In this representation:

  • Pure builds a Free instance from an A value (it reifies the pure function)
  • Suspend build a new Free by applying F to a previous Free (it reifies the flatMap function)

So a typical Free structure might look like:

Suspend(F(Suspend(F(Suspend(F(....(Pure(a))))))))

Free is a recursive structure. It uses A in F[A] as the recursion "carrier" with a terminal element Pure.

From a computational point of view, Free recursive structure can be seen as a sequence of operations.

  • Pure returns an A value and ends the entire computation.
  • Suspend is a continuation; it suspends the current computation with the suspension functor F (which can represent a command for example) and hands control to the caller. A represents a value bound to this computation.

Please note this Free construction has the interesting quality of encoding the recursion on the heap instead of the stack as classic function calls would. This provides the stack-safety we heard about earlier, allowing very large Free structures to be evaluated safely.

For the very curious ones

If you look at implementation in cats, you will see another member of the Free[_] ADT:

sealed abstract case class Gosub[S[_], B]() extends Free[S, B] {
  type C
  val a: () => Free[S, C]
  val f: C => Free[S, B]
}

Gosub represents a call to a subroutine a and when a is finished, it continues the computation by calling the function f with the result of a.

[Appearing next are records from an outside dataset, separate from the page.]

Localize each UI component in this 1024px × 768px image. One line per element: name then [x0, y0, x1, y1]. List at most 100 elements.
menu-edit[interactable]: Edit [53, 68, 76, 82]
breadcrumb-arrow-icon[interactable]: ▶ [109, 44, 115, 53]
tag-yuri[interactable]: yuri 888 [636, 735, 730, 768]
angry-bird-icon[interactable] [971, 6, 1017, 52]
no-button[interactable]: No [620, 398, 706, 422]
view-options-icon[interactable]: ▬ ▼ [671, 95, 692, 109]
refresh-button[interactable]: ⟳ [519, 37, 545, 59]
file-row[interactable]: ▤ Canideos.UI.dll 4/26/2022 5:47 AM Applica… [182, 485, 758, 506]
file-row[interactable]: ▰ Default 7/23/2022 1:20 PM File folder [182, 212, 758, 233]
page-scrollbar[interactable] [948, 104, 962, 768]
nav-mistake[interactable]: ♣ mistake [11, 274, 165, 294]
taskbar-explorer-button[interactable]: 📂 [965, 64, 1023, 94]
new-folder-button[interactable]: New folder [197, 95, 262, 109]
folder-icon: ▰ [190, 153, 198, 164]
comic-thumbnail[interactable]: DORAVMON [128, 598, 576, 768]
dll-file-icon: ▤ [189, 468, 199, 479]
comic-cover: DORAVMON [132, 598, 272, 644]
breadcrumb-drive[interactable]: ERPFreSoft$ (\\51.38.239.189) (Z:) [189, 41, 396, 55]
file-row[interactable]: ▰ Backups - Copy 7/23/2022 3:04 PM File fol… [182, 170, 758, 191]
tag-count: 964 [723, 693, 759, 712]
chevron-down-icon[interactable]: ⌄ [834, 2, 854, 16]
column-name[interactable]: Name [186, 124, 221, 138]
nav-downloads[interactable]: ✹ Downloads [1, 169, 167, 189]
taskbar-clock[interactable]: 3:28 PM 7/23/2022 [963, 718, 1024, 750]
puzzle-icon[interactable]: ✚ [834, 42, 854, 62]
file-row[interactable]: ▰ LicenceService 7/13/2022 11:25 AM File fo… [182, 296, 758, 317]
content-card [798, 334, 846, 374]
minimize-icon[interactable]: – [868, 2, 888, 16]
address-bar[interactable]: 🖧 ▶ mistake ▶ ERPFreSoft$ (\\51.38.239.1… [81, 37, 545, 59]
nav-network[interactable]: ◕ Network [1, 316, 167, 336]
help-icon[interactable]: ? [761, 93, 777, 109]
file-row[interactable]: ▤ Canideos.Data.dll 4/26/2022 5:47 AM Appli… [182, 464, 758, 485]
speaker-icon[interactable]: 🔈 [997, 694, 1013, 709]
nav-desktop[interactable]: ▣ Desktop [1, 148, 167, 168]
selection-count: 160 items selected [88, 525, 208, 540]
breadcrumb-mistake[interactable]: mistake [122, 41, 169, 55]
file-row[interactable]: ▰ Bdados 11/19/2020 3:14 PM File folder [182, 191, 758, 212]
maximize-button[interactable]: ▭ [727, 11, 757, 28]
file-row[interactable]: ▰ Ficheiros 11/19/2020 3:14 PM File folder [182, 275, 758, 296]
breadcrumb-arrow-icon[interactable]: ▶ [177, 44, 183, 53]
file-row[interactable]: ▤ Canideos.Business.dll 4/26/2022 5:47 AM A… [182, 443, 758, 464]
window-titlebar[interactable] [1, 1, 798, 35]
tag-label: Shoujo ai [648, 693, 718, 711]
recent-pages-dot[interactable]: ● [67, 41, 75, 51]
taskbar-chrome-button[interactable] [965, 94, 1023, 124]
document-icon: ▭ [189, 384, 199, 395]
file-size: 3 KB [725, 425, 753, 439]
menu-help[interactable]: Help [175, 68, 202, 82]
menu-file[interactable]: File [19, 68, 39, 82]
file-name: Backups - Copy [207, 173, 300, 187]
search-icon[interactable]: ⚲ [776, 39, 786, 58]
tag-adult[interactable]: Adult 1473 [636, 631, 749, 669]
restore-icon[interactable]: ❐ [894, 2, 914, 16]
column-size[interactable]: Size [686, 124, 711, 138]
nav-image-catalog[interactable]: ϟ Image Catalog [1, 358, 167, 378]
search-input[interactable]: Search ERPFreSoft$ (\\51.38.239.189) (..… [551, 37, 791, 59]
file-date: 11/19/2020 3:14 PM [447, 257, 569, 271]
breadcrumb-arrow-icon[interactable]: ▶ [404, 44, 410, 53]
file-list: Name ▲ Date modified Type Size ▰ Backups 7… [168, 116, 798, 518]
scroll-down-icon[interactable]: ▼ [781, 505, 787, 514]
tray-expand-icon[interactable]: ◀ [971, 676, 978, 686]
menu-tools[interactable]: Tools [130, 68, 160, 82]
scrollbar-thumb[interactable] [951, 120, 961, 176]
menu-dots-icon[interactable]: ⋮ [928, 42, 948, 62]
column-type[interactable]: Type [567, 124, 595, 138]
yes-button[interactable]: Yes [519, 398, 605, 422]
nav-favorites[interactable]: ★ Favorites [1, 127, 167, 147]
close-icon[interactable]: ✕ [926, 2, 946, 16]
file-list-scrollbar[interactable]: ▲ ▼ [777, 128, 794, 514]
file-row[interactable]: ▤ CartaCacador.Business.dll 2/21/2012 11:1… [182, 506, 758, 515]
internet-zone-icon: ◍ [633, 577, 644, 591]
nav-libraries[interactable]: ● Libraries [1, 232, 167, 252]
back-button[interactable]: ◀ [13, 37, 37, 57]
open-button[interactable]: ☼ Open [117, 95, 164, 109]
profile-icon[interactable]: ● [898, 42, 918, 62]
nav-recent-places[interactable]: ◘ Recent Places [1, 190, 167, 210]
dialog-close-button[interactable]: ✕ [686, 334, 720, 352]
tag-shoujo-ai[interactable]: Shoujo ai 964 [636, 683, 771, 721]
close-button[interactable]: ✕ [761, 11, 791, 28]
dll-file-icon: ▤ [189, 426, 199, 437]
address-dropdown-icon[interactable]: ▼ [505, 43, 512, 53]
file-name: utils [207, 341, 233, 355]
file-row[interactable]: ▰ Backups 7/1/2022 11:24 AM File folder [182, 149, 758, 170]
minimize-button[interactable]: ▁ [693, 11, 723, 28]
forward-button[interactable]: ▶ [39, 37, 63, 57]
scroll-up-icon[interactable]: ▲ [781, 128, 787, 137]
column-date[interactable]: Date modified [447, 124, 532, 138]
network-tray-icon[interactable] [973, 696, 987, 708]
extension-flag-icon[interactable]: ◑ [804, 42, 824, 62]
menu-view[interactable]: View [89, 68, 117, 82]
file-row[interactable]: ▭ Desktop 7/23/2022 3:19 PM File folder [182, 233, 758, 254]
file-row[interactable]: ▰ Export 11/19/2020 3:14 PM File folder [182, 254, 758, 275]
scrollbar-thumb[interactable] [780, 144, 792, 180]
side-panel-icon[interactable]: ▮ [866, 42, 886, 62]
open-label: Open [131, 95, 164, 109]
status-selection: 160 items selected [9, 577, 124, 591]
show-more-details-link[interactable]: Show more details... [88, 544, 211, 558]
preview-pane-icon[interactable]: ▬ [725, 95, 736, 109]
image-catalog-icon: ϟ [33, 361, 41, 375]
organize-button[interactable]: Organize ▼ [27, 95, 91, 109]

It is actually an optimization of Free structure allowing to solve a problem of quadratic complexity implied by very deep recursive Free computations.

It is exactly the same problem as repeatedly appending to a List[_]. As the sequence of operations becomes longer, the slower a flatMap "through" the structure will be. With Gosub, Free becomes a right-associated structure not subject to quadratic complexity.

Future Work (TODO)

There are many remarkable uses of Free[_]. In the future, we will include some here, such as:

  • Trampoline
  • Option
  • Iteratee
  • Source
  • etc...

We will also discuss the Coyoneda Trick.